Sudah menjadi hal yang lumrah bahwa yang namanya orang tua akan senantiasa berusaha membahagiakan keluarga dan anak-anaknya. Jika perlu, segala kebutuhan akan dipenuhi. Istilah susah dan menderita pun akan dihilangkan dari kehidupan keluarga. Tidak sedikit pula di antara mereka yang kemudian memanjakan keluarga. Terhadap anak-anak khususnya. Namun, bagaimanakah batasan orang tua dalam membahagiakan keluarga, khususnya anak-anaknya?
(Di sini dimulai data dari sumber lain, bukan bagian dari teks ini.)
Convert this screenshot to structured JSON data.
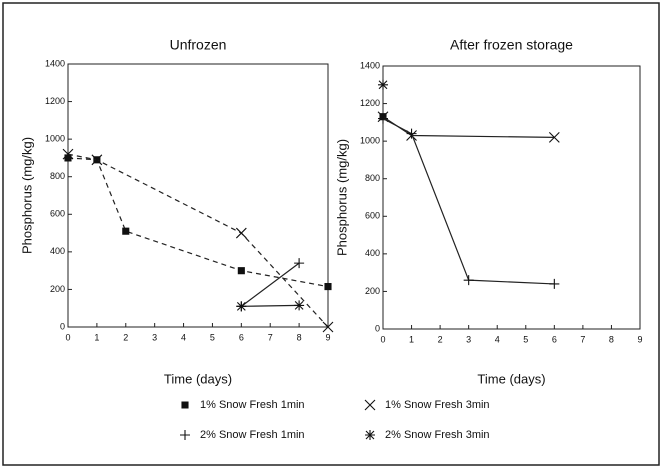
{
  "chart_data": [
    {
      "type": "line",
      "title": "Unfrozen",
      "xlabel": "Time (days)",
      "ylabel": "Phosphorus (mg/kg)",
      "xlim": [
        0,
        9
      ],
      "xticks": [
        0,
        1,
        2,
        3,
        4,
        5,
        6,
        7,
        8,
        9
      ],
      "ylim": [
        0,
        1400
      ],
      "yticks": [
        0,
        200,
        400,
        600,
        800,
        1000,
        1200,
        1400
      ],
      "series": [
        {
          "name": "1% Snow Fresh 1min",
          "marker": "square",
          "dashed": true,
          "x": [
            0,
            1,
            2,
            6,
            9
          ],
          "values": [
            900,
            890,
            510,
            300,
            215
          ]
        },
        {
          "name": "1% Snow Fresh 3min",
          "marker": "x",
          "dashed": true,
          "x": [
            0,
            1,
            6,
            9
          ],
          "values": [
            920,
            890,
            500,
            0
          ]
        },
        {
          "name": "2% Snow Fresh 1min",
          "marker": "plus",
          "dashed": false,
          "x": [
            6,
            8
          ],
          "values": [
            110,
            340
          ]
        },
        {
          "name": "2% Snow Fresh 3min",
          "marker": "star",
          "dashed": false,
          "x": [
            6,
            8
          ],
          "values": [
            110,
            115
          ]
        }
      ]
    },
    {
      "type": "line",
      "title": "After frozen storage",
      "xlabel": "Time (days)",
      "ylabel": "Phosphorus (mg/kg)",
      "xlim": [
        0,
        9
      ],
      "xticks": [
        0,
        1,
        2,
        3,
        4,
        5,
        6,
        7,
        8,
        9
      ],
      "ylim": [
        0,
        1400
      ],
      "yticks": [
        0,
        200,
        400,
        600,
        800,
        1000,
        1200,
        1400
      ],
      "series": [
        {
          "name": "1% Snow Fresh 1min",
          "marker": "square",
          "dashed": false,
          "x": [
            0
          ],
          "values": [
            1130
          ]
        },
        {
          "name": "1% Snow Fresh 3min",
          "marker": "x",
          "dashed": false,
          "x": [
            0,
            1,
            6
          ],
          "values": [
            1130,
            1030,
            1020
          ]
        },
        {
          "name": "2% Snow Fresh 1min",
          "marker": "plus",
          "dashed": false,
          "x": [
            0,
            1,
            3,
            6
          ],
          "values": [
            1120,
            1040,
            260,
            240
          ]
        },
        {
          "name": "2% Snow Fresh 3min",
          "marker": "star",
          "dashed": false,
          "x": [
            0
          ],
          "values": [
            1300
          ]
        }
      ]
    }
  ]
}
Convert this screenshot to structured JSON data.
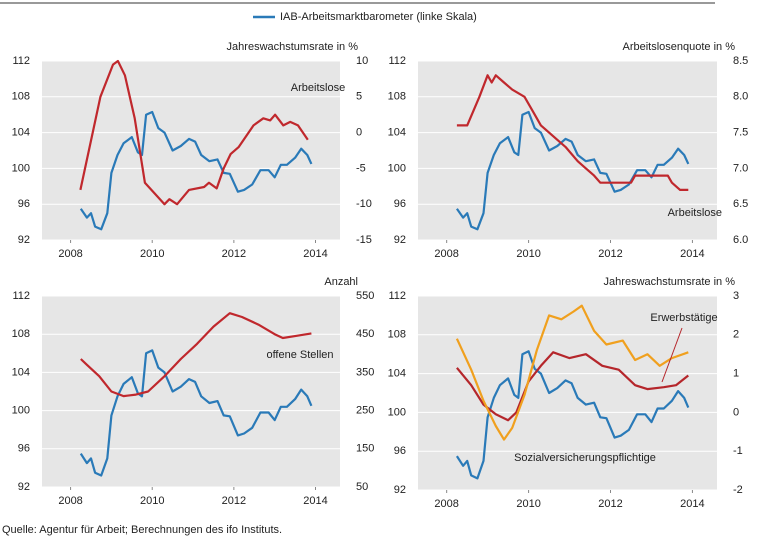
{
  "source": "Quelle: Agentur für Arbeit; Berechnungen des ifo Instituts.",
  "chart_data": [
    {
      "type": "line",
      "y2label": "Jahreswachstumsrate in %",
      "xlim": [
        2007.3,
        2014.6
      ],
      "xticks": [
        2008,
        2010,
        2012,
        2014
      ],
      "ylim": [
        92,
        112
      ],
      "yticks": [
        92,
        96,
        100,
        104,
        108,
        112
      ],
      "y2lim": [
        -15,
        10
      ],
      "y2ticks": [
        -15,
        -10,
        -5,
        0,
        5,
        10
      ],
      "grid": true,
      "series": [
        {
          "name": "IAB-Arbeitsmarktbarometer (linke Skala)",
          "color": "#2a7ab8",
          "x": [
            2008.25,
            2008.4,
            2008.5,
            2008.6,
            2008.75,
            2008.9,
            2009.0,
            2009.15,
            2009.3,
            2009.5,
            2009.65,
            2009.75,
            2009.85,
            2010.0,
            2010.15,
            2010.3,
            2010.5,
            2010.7,
            2010.9,
            2011.05,
            2011.2,
            2011.4,
            2011.6,
            2011.75,
            2011.9,
            2012.1,
            2012.25,
            2012.45,
            2012.65,
            2012.85,
            2013.0,
            2013.15,
            2013.3,
            2013.5,
            2013.65,
            2013.8,
            2013.9
          ],
          "values": [
            95.5,
            94.5,
            95,
            93.5,
            93.2,
            95,
            99.5,
            101.5,
            102.8,
            103.5,
            101.8,
            101.5,
            106,
            106.3,
            104.5,
            104,
            102,
            102.5,
            103.3,
            103.0,
            101.5,
            100.8,
            101,
            99.5,
            99.4,
            97.4,
            97.6,
            98.2,
            99.8,
            99.8,
            99,
            100.4,
            100.4,
            101.2,
            102.2,
            101.5,
            100.5
          ]
        },
        {
          "name": "Arbeitslose",
          "color": "#c0282d",
          "axis": "y2",
          "x": [
            2008.24,
            2008.73,
            2009.04,
            2009.16,
            2009.33,
            2009.57,
            2009.82,
            2010.06,
            2010.3,
            2010.42,
            2010.61,
            2010.9,
            2011.27,
            2011.39,
            2011.58,
            2011.75,
            2011.92,
            2012.12,
            2012.48,
            2012.72,
            2012.89,
            2013.01,
            2013.21,
            2013.38,
            2013.57,
            2013.81
          ],
          "values": [
            -8,
            5,
            9.5,
            10,
            8,
            2,
            -7,
            -8.5,
            -10,
            -9.3,
            -10,
            -8,
            -7.6,
            -7,
            -7.8,
            -5,
            -3,
            -2,
            1,
            2,
            1.7,
            2.5,
            1,
            1.5,
            1,
            -1
          ]
        }
      ]
    },
    {
      "type": "line",
      "y2label": "Arbeitslosenquote in %",
      "xlim": [
        2007.3,
        2014.6
      ],
      "xticks": [
        2008,
        2010,
        2012,
        2014
      ],
      "ylim": [
        92,
        112
      ],
      "yticks": [
        92,
        96,
        100,
        104,
        108,
        112
      ],
      "y2lim": [
        6,
        8.5
      ],
      "y2ticks": [
        {
          "value": 6,
          "label": "6.0"
        },
        6.5,
        {
          "value": 7,
          "label": "7.0"
        },
        7.5,
        {
          "value": 8,
          "label": "8.0"
        },
        8.5
      ],
      "grid": true,
      "series": [
        {
          "color": "#2a7ab8",
          "x": [
            2008.25,
            2008.4,
            2008.5,
            2008.6,
            2008.75,
            2008.9,
            2009.0,
            2009.15,
            2009.3,
            2009.5,
            2009.65,
            2009.75,
            2009.85,
            2010.0,
            2010.15,
            2010.3,
            2010.5,
            2010.7,
            2010.9,
            2011.05,
            2011.2,
            2011.4,
            2011.6,
            2011.75,
            2011.9,
            2012.1,
            2012.25,
            2012.45,
            2012.65,
            2012.85,
            2013.0,
            2013.15,
            2013.3,
            2013.5,
            2013.65,
            2013.8,
            2013.9
          ],
          "values": [
            95.5,
            94.5,
            95,
            93.5,
            93.2,
            95,
            99.5,
            101.5,
            102.8,
            103.5,
            101.8,
            101.5,
            106,
            106.3,
            104.5,
            104,
            102,
            102.5,
            103.3,
            103.0,
            101.5,
            100.8,
            101,
            99.5,
            99.4,
            97.4,
            97.6,
            98.2,
            99.8,
            99.8,
            99,
            100.4,
            100.4,
            101.2,
            102.2,
            101.5,
            100.5
          ]
        },
        {
          "name": "Arbeitslose",
          "color": "#c0282d",
          "axis": "y2",
          "x": [
            2008.25,
            2008.5,
            2008.8,
            2009.0,
            2009.1,
            2009.2,
            2009.4,
            2009.6,
            2009.9,
            2010.1,
            2010.3,
            2010.7,
            2010.9,
            2011.2,
            2011.4,
            2011.6,
            2011.75,
            2012.5,
            2012.6,
            2013.4,
            2013.5,
            2013.7,
            2013.9
          ],
          "values": [
            7.6,
            7.6,
            8.0,
            8.3,
            8.2,
            8.3,
            8.2,
            8.1,
            8.0,
            7.8,
            7.6,
            7.4,
            7.3,
            7.1,
            7.0,
            6.9,
            6.8,
            6.8,
            6.9,
            6.9,
            6.8,
            6.7,
            6.7
          ]
        }
      ]
    },
    {
      "type": "line",
      "y2label": "Anzahl",
      "xlim": [
        2007.3,
        2014.6
      ],
      "xticks": [
        2008,
        2010,
        2012,
        2014
      ],
      "ylim": [
        92,
        112
      ],
      "yticks": [
        92,
        96,
        100,
        104,
        108,
        112
      ],
      "y2lim": [
        50,
        550
      ],
      "y2ticks": [
        50,
        150,
        250,
        350,
        450,
        550
      ],
      "grid": true,
      "series": [
        {
          "color": "#2a7ab8",
          "x": [
            2008.25,
            2008.4,
            2008.5,
            2008.6,
            2008.75,
            2008.9,
            2009.0,
            2009.15,
            2009.3,
            2009.5,
            2009.65,
            2009.75,
            2009.85,
            2010.0,
            2010.15,
            2010.3,
            2010.5,
            2010.7,
            2010.9,
            2011.05,
            2011.2,
            2011.4,
            2011.6,
            2011.75,
            2011.9,
            2012.1,
            2012.25,
            2012.45,
            2012.65,
            2012.85,
            2013.0,
            2013.15,
            2013.3,
            2013.5,
            2013.65,
            2013.8,
            2013.9
          ],
          "values": [
            95.5,
            94.5,
            95,
            93.5,
            93.2,
            95,
            99.5,
            101.5,
            102.8,
            103.5,
            101.8,
            101.5,
            106,
            106.3,
            104.5,
            104,
            102,
            102.5,
            103.3,
            103.0,
            101.5,
            100.8,
            101,
            99.5,
            99.4,
            97.4,
            97.6,
            98.2,
            99.8,
            99.8,
            99,
            100.4,
            100.4,
            101.2,
            102.2,
            101.5,
            100.5
          ]
        },
        {
          "name": "offene Stellen",
          "color": "#c0282d",
          "axis": "y2",
          "x": [
            2008.25,
            2008.4,
            2008.7,
            2009.0,
            2009.3,
            2009.6,
            2009.9,
            2010.3,
            2010.7,
            2011.1,
            2011.5,
            2011.9,
            2012.2,
            2012.6,
            2013.0,
            2013.2,
            2013.5,
            2013.9
          ],
          "values": [
            385,
            370,
            340,
            300,
            288,
            292,
            300,
            340,
            385,
            425,
            470,
            505,
            495,
            475,
            450,
            440,
            445,
            452
          ]
        }
      ]
    },
    {
      "type": "line",
      "y2label": "Jahreswachstumsrate in %",
      "xlim": [
        2007.3,
        2014.6
      ],
      "xticks": [
        2008,
        2010,
        2012,
        2014
      ],
      "ylim": [
        92,
        112
      ],
      "yticks": [
        92,
        96,
        100,
        104,
        108,
        112
      ],
      "y2lim": [
        -2,
        3
      ],
      "y2ticks": [
        -2,
        -1,
        0,
        1,
        2,
        3
      ],
      "grid": true,
      "series": [
        {
          "color": "#2a7ab8",
          "x": [
            2008.25,
            2008.4,
            2008.5,
            2008.6,
            2008.75,
            2008.9,
            2009.0,
            2009.15,
            2009.3,
            2009.5,
            2009.65,
            2009.75,
            2009.85,
            2010.0,
            2010.15,
            2010.3,
            2010.5,
            2010.7,
            2010.9,
            2011.05,
            2011.2,
            2011.4,
            2011.6,
            2011.75,
            2011.9,
            2012.1,
            2012.25,
            2012.45,
            2012.65,
            2012.85,
            2013.0,
            2013.15,
            2013.3,
            2013.5,
            2013.65,
            2013.8,
            2013.9
          ],
          "values": [
            95.5,
            94.5,
            95,
            93.5,
            93.2,
            95,
            99.5,
            101.5,
            102.8,
            103.5,
            101.8,
            101.5,
            106,
            106.3,
            104.5,
            104,
            102,
            102.5,
            103.3,
            103.0,
            101.5,
            100.8,
            101,
            99.5,
            99.4,
            97.4,
            97.6,
            98.2,
            99.8,
            99.8,
            99,
            100.4,
            100.4,
            101.2,
            102.2,
            101.5,
            100.5
          ]
        },
        {
          "name": "Erwerbstätige",
          "color": "#b5262b",
          "axis": "y2",
          "x": [
            2008.25,
            2008.6,
            2008.9,
            2009.2,
            2009.5,
            2009.7,
            2010.0,
            2010.3,
            2010.6,
            2011.0,
            2011.4,
            2011.8,
            2012.2,
            2012.6,
            2012.9,
            2013.3,
            2013.6,
            2013.9
          ],
          "values": [
            1.15,
            0.7,
            0.2,
            -0.05,
            -0.2,
            0,
            0.8,
            1.2,
            1.55,
            1.4,
            1.5,
            1.2,
            1.1,
            0.7,
            0.6,
            0.65,
            0.7,
            0.95
          ]
        },
        {
          "name": "Sozialversicherungspflichtige",
          "color": "#f0a01e",
          "axis": "y2",
          "x": [
            2008.25,
            2008.6,
            2008.9,
            2009.2,
            2009.4,
            2009.6,
            2009.9,
            2010.2,
            2010.5,
            2010.8,
            2011.1,
            2011.3,
            2011.6,
            2011.9,
            2012.3,
            2012.6,
            2012.9,
            2013.2,
            2013.5,
            2013.9
          ],
          "values": [
            1.9,
            1.1,
            0.3,
            -0.35,
            -0.7,
            -0.4,
            0.45,
            1.6,
            2.5,
            2.4,
            2.6,
            2.75,
            2.1,
            1.75,
            1.85,
            1.35,
            1.5,
            1.2,
            1.4,
            1.55
          ]
        }
      ]
    }
  ]
}
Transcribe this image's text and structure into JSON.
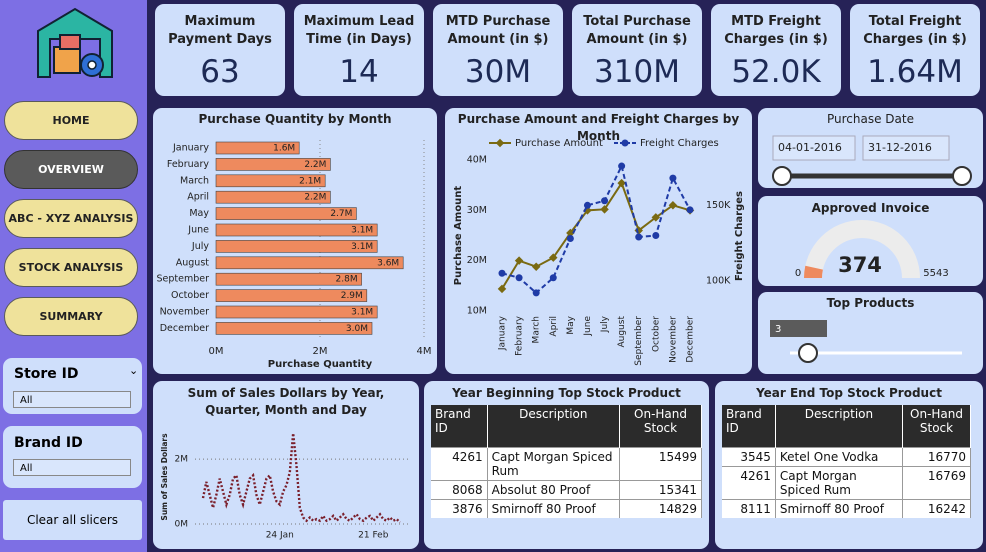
{
  "sidebar": {
    "nav": [
      "HOME",
      "OVERVIEW",
      "ABC - XYZ ANALYSIS",
      "STOCK ANALYSIS",
      "SUMMARY"
    ],
    "slicers": [
      {
        "label": "Store ID",
        "value": "All"
      },
      {
        "label": "Brand ID",
        "value": "All"
      }
    ],
    "clear_button": "Clear all slicers"
  },
  "kpis": [
    {
      "label": "Maximum Payment Days",
      "value": "63"
    },
    {
      "label": "Maximum Lead Time (in Days)",
      "value": "14"
    },
    {
      "label": "MTD Purchase Amount (in $)",
      "value": "30M"
    },
    {
      "label": "Total Purchase Amount (in $)",
      "value": "310M"
    },
    {
      "label": "MTD Freight Charges (in $)",
      "value": "52.0K"
    },
    {
      "label": "Total Freight Charges (in $)",
      "value": "1.64M"
    }
  ],
  "chart_data": [
    {
      "type": "bar",
      "orientation": "horizontal",
      "title": "Purchase Quantity by Month",
      "x_label": "Purchase Quantity",
      "categories": [
        "January",
        "February",
        "March",
        "April",
        "May",
        "June",
        "July",
        "August",
        "September",
        "October",
        "November",
        "December"
      ],
      "values": [
        1600000,
        2200000,
        2100000,
        2200000,
        2700000,
        3100000,
        3100000,
        3600000,
        2800000,
        2900000,
        3100000,
        3000000
      ],
      "value_labels": [
        "1.6M",
        "2.2M",
        "2.1M",
        "2.2M",
        "2.7M",
        "3.1M",
        "3.1M",
        "3.6M",
        "2.8M",
        "2.9M",
        "3.1M",
        "3.0M"
      ],
      "color": "#ee8a5e",
      "xlim": [
        0,
        4000000
      ],
      "xticks": [
        {
          "value": 0,
          "label": "0M"
        },
        {
          "value": 2000000,
          "label": "2M"
        },
        {
          "value": 4000000,
          "label": "4M"
        }
      ],
      "grid": true
    },
    {
      "type": "line",
      "title": "Purchase Amount and Freight Charges by Month",
      "y_label": "Purchase Amount",
      "y2_label": "Freight Charges",
      "categories": [
        "January",
        "February",
        "March",
        "April",
        "May",
        "June",
        "July",
        "August",
        "September",
        "October",
        "November",
        "December"
      ],
      "series": [
        {
          "name": "Purchase Amount",
          "color": "#7a6a12",
          "dashed": false,
          "values": [
            14400000,
            20000000,
            18800000,
            20600000,
            25500000,
            30000000,
            30200000,
            35400000,
            26000000,
            28600000,
            31000000,
            30000000
          ]
        },
        {
          "name": "Freight Charges",
          "color": "#1f3ba6",
          "dashed": true,
          "axis": "y2",
          "values": [
            105000,
            102000,
            92000,
            102000,
            128000,
            150000,
            153000,
            176000,
            129000,
            130000,
            168000,
            147000
          ]
        }
      ],
      "ylim": [
        10000000,
        40000000
      ],
      "yticks": [
        {
          "value": 10000000,
          "label": "10M"
        },
        {
          "value": 20000000,
          "label": "20M"
        },
        {
          "value": 30000000,
          "label": "30M"
        },
        {
          "value": 40000000,
          "label": "40M"
        }
      ],
      "y2lim": [
        80000,
        180000
      ],
      "y2ticks": [
        {
          "value": 100000,
          "label": "100K"
        },
        {
          "value": 150000,
          "label": "150K"
        }
      ],
      "grid": false
    },
    {
      "type": "line",
      "title": "Sum of Sales Dollars by Year, Quarter, Month and Day",
      "y_label": "Sum of Sales Dollars",
      "categories": [
        null,
        null,
        null,
        null,
        null,
        null,
        null,
        null,
        null,
        null,
        null,
        null,
        null,
        null,
        null,
        null,
        null,
        null,
        null,
        null,
        null,
        null,
        null,
        "24 Jan",
        null,
        null,
        null,
        null,
        null,
        null,
        null,
        null,
        null,
        null,
        null,
        null,
        null,
        null,
        null,
        null,
        null,
        null,
        null,
        null,
        null,
        null,
        null,
        null,
        null,
        null,
        null,
        "21 Feb",
        null,
        null,
        null,
        null,
        null,
        null,
        null,
        null
      ],
      "series": [
        {
          "name": null,
          "color": "#7a1f2b",
          "dashed": true,
          "values": [
            800000,
            1300000,
            900000,
            500000,
            900000,
            1400000,
            1000000,
            600000,
            900000,
            1400000,
            1500000,
            900000,
            600000,
            1000000,
            1400000,
            1500000,
            900000,
            600000,
            1000000,
            1400000,
            1500000,
            1000000,
            700000,
            600000,
            1000000,
            1200000,
            1600000,
            2800000,
            1800000,
            500000,
            200000,
            100000,
            200000,
            100000,
            150000,
            100000,
            250000,
            100000,
            150000,
            250000,
            100000,
            200000,
            300000,
            150000,
            100000,
            200000,
            300000,
            150000,
            100000,
            200000,
            250000,
            100000,
            200000,
            300000,
            150000,
            100000,
            200000,
            100000,
            150000,
            50000
          ]
        }
      ],
      "ylim": [
        0,
        2900000
      ],
      "yticks": [
        {
          "value": 0,
          "label": "0M"
        },
        {
          "value": 2000000,
          "label": "2M"
        }
      ],
      "grid": true
    }
  ],
  "purchase_date": {
    "title": "Purchase Date",
    "start": "04-01-2016",
    "end": "31-12-2016"
  },
  "approved_invoice": {
    "title": "Approved Invoice",
    "min": 0,
    "max": 5543,
    "value": 374
  },
  "top_products": {
    "title": "Top Products",
    "value": "3"
  },
  "tables": [
    {
      "title": "Year Beginning Top Stock Product",
      "columns": [
        "Brand ID",
        "Description",
        "On-Hand Stock"
      ],
      "rows": [
        [
          4261,
          "Capt Morgan Spiced Rum",
          15499
        ],
        [
          8068,
          "Absolut 80 Proof",
          15341
        ],
        [
          3876,
          "Smirnoff 80 Proof",
          14829
        ]
      ]
    },
    {
      "title": "Year End Top Stock Product",
      "columns": [
        "Brand ID",
        "Description",
        "On-Hand Stock"
      ],
      "rows": [
        [
          3545,
          "Ketel One Vodka",
          16770
        ],
        [
          4261,
          "Capt Morgan Spiced Rum",
          16769
        ],
        [
          8111,
          "Smirnoff 80 Proof",
          16242
        ]
      ]
    }
  ]
}
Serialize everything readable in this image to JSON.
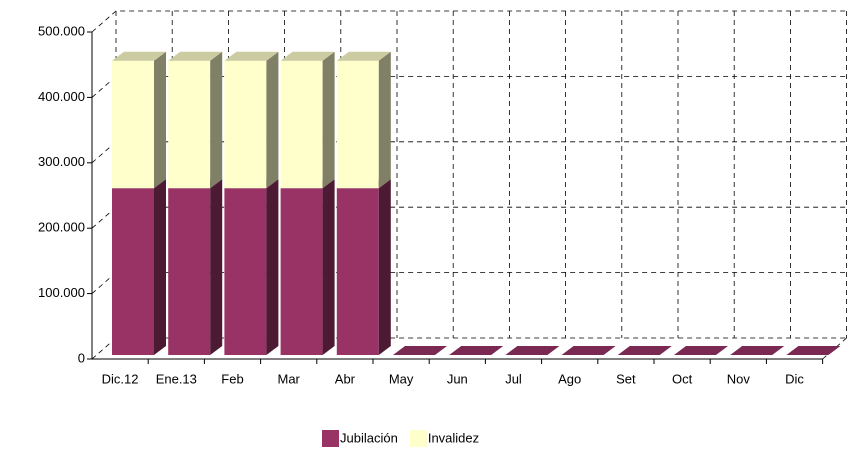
{
  "chart_data": {
    "type": "bar",
    "stacked": true,
    "categories": [
      "Dic.12",
      "Ene.13",
      "Feb",
      "Mar",
      "Abr",
      "May",
      "Jun",
      "Jul",
      "Ago",
      "Set",
      "Oct",
      "Nov",
      "Dic"
    ],
    "series": [
      {
        "name": "Jubilación",
        "color": "#993366",
        "values": [
          255000,
          255000,
          255000,
          255000,
          255000,
          0,
          0,
          0,
          0,
          0,
          0,
          0,
          0
        ]
      },
      {
        "name": "Invalidez",
        "color": "#ffffcc",
        "values": [
          195000,
          195000,
          195000,
          195000,
          195000,
          0,
          0,
          0,
          0,
          0,
          0,
          0,
          0
        ]
      }
    ],
    "ylim": [
      0,
      500000
    ],
    "yticks": [
      0,
      {
        "value": 100000,
        "label": "100.000"
      },
      {
        "value": 200000,
        "label": "200.000"
      },
      {
        "value": 300000,
        "label": "300.000"
      },
      {
        "value": 400000,
        "label": "400.000"
      },
      {
        "value": 500000,
        "label": "500.000"
      }
    ],
    "grid": true,
    "legend": "bottom"
  }
}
Ada hadits yang barang kali bisa kita jadikan renungan. Dari Mu’adz bin Jabal r.a bahwa Nabi SAW bersabda: [Iyyaaka wa at-tana’ ’um, fainna ‘ibaadaLlahi laysuu bi al-mutana’ ’imiin] yang artinya “Hati-hatilah dengan kesenangan; karena para hamba Allah itu bukanlah orang-orang yang bersenang-senang” [HR. Ahmad dalam musnadnya, Al-baihaqi dalam Sunan-nya, Shahih al-Jaami’ No. 2668)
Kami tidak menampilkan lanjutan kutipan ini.